Cover to Credits: THE BRIDGES OF MADISON COUNTY

Fall in love with Clint Eastwood and Meryl Streep in this unforgettable romance.

"The book was better" is a phrase heard often in conversations about book-to-film adaptations. "Don't judge a book by its movie" is another common jab. While we've all uttered some version of this sentiment at one point or another, there have been those rare occasions when the opposite is true. As a lifelong bookworm and cinephile, I've discovered that whether I read the book before or after seeing the movie can have a profound influence on my enjoyment of the story across both mediums. In this column, I’ll be checking out old and new adaptations to further explore both sides of that experience. In the process, I hope to unveil how these two vastly different mediums work together to tell the same story, from cover to credits.

---

“All of these years and lifetimes we have been moving toward one another.”

- Robert James Waller, The Bridges of Madison County

Each year on her birthday, Francesca Johnson allows the details of a certain four days from her past to flood her memory, recollections she chooses to abstain from every other day of the year as “a matter of survival.” Those four days were spent suspended in time, as if in a dream, falling in love with a stranger named Robert Kincaid. A man whose presence in Madison County, Iowa was not likely to go unnoticed by the residents, and whose presence in her home would prove impossible to forget. “We are the choices we have made,” she tells Kincaid on their last night together, taking great effort to rationalize her decision to stay instead of running away with him. Until that moment, all of Francesca’s choices have rooted her in Iowa, where she traveled from Italy to live as a farmer’s wife and became the mother of two children she adored. Before this self-proclaimed cowboy showed up at her door, she had sacrificed a few girlhood dreams, true, but none of her choices meant sacrificing the greatest love she’d ever known. The Bridges of Madison County is a love story, pure and simple.
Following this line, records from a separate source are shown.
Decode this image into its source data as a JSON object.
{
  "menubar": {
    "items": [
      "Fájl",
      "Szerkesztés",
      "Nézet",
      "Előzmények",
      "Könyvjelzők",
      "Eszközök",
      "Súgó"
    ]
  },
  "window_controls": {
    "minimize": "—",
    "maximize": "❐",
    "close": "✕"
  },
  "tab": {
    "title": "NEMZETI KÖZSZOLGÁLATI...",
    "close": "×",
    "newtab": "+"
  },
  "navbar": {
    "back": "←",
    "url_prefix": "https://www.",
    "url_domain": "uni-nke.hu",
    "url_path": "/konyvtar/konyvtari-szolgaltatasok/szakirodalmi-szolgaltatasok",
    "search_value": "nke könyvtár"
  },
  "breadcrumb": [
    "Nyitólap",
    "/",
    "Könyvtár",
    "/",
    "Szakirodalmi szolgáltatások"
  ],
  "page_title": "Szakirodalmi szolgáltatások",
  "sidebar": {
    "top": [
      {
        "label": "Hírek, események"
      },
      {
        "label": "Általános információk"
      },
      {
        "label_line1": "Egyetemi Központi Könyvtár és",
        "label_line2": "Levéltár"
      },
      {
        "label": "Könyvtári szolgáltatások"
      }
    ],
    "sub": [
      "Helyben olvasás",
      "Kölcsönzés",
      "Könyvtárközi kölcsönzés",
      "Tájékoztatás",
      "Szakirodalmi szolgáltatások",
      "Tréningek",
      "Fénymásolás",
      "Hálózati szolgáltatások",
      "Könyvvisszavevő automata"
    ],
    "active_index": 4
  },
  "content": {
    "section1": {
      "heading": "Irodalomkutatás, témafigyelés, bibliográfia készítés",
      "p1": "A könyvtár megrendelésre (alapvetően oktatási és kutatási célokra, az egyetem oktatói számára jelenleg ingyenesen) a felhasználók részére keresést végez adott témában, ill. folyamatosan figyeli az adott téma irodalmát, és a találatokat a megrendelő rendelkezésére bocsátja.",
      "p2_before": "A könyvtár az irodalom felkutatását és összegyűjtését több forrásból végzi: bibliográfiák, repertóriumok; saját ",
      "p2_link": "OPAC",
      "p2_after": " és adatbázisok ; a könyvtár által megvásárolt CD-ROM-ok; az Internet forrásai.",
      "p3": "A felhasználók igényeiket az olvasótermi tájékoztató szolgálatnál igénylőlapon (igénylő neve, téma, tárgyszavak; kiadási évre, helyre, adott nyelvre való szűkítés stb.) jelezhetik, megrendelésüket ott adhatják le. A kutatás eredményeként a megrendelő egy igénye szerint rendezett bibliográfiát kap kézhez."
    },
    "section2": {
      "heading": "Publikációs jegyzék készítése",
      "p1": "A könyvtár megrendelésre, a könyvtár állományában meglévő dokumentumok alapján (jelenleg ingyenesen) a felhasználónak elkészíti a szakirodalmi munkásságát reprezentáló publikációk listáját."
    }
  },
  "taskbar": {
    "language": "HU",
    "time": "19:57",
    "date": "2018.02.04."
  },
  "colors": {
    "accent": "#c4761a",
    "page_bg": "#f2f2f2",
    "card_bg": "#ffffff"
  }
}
But as with any love story, it is made up of its own unique details; it'd be unfair to call it either pure or simple.

When comparing Robert James Waller’s novel to Clint Eastwood’s film, the variations lie in the structure and perspective of the narrative. While the book begins from Robert Kincaid’s point of view, the feature begins with Francesca, and the story becomes much more hers than his. Beginning after her death, Francesca’s adult children arrive at the farmhouse to find that their mother’s final wishes deviate from the burial plan their late father had arranged. From there, the story unfolds through their mother’s journals, leading them back to 1965 and every detail of those four days in which she has enveloped herself every year since. Needless to say, the information of her love affair comes as quite a shock to the Johnson siblings, forcing them to reevaluate everything they ever knew about their mother and their traditional upbringing. Waller presents the narrative as a true story, although it is fictional, seemingly daring the reader to argue that his tale never happened. Eastwood, on the other hand, portrays it in such a straightforward and credible manner that it's impossible to argue these two people didn’t really meet and fall in love in a modest kitchen in Iowa so many years ago.  

Sure, the setup of this love story is nothing groundbreaking or unfamiliar: two people meet, strike up a conversation, and fall in love. It’s a sincere and humble romance, and it’s quite beautiful in its simplicity. Even so, we’ve read and seen enough of these stories to know that it’s when and how the couple meet and the obstacles they encounter along the way that separates one tale from the next. Francesca Johnson (Meryl Streep) was forty-five years old, married, and the mother of two teenagers by the time photographer Robert Kincaid (Clint Eastwood) drove his beat-up pickup truck into her life. A younger, or even a much older, Francesca would have allowed nothing to stop her from following her heart, but at this moment in time she’s a woman of integrity and she has everything to lose. Streep, who is as brilliant as ever, brings a unique physicality to the role, illustrating Francesca’s resolve to wholeheartedly embrace the life she has chosen. A lingering Italian accent makes her feel displaced, like some exotic creature as she hustles about the house, sacrificing her time and energy to care for her family. Yet, watching her move you quickly realize that she is a part of that house, that it is her energy that brings it to life. No matter how much she may daydream of faraway places, she is home.

An intriguing departure from his previous work, Eastwood was sixty-five when he directed the feature and starred as Robert Kincaid – who is said to be fifty-two in the book. Described as “something of a gypsy,” Kincaid shows up on Francesca’s doorstep free as a bird with no plans, no connections, and no place he calls home. A globetrotter, he travels light with only a few cameras, a taste for adventure, and an assignment from the National Geographic to photograph the historic bridges of Madison County. The prospect of encountering a woman the likes of Francesca is likely the farthest thing from his mind, let alone the prospect of falling in love. Eastwood easily embodies the spirit of the sophisticated loner and the progression of the romance seems effortless once he and Streep are on screen together. Considering that the runtime consists almost entirely of the two of them talking, the success of the adaptation was solely dependent on the nature of their chemistry.

The challenge of any book-to-film adaptation is to create a visual that measures up to an already beloved story. In 1992, Robert James Waller beautifully conveyed the happenstance meeting of these two lovers on the page, giving Eastwood the blueprint to bring them in all their unique and heartbreaking detail to the screen. In the film, every conversation, lingering glance, and awkward gesture builds to the striking visual of their separation. The image of Francesca clinging to the door handle and her final chance to run toward love. What stops her is the belief that what she has with Robert would cease to exist the moment they let the screen door of the farmhouse slam shut behind them. In the end, all the unique details that make up this love story are allowed to live forever, not because of someone's sentimental ideals about emotional attachment, but because it is a love stopped in its tracks. Sacrificing their future allows what they shared to live forever, encased in those four beautiful days in 1965 where nothing is allowed to touch it, to taint or damage it. Where she can return to it each year on her birthday and wrap herself up in the warmth of it.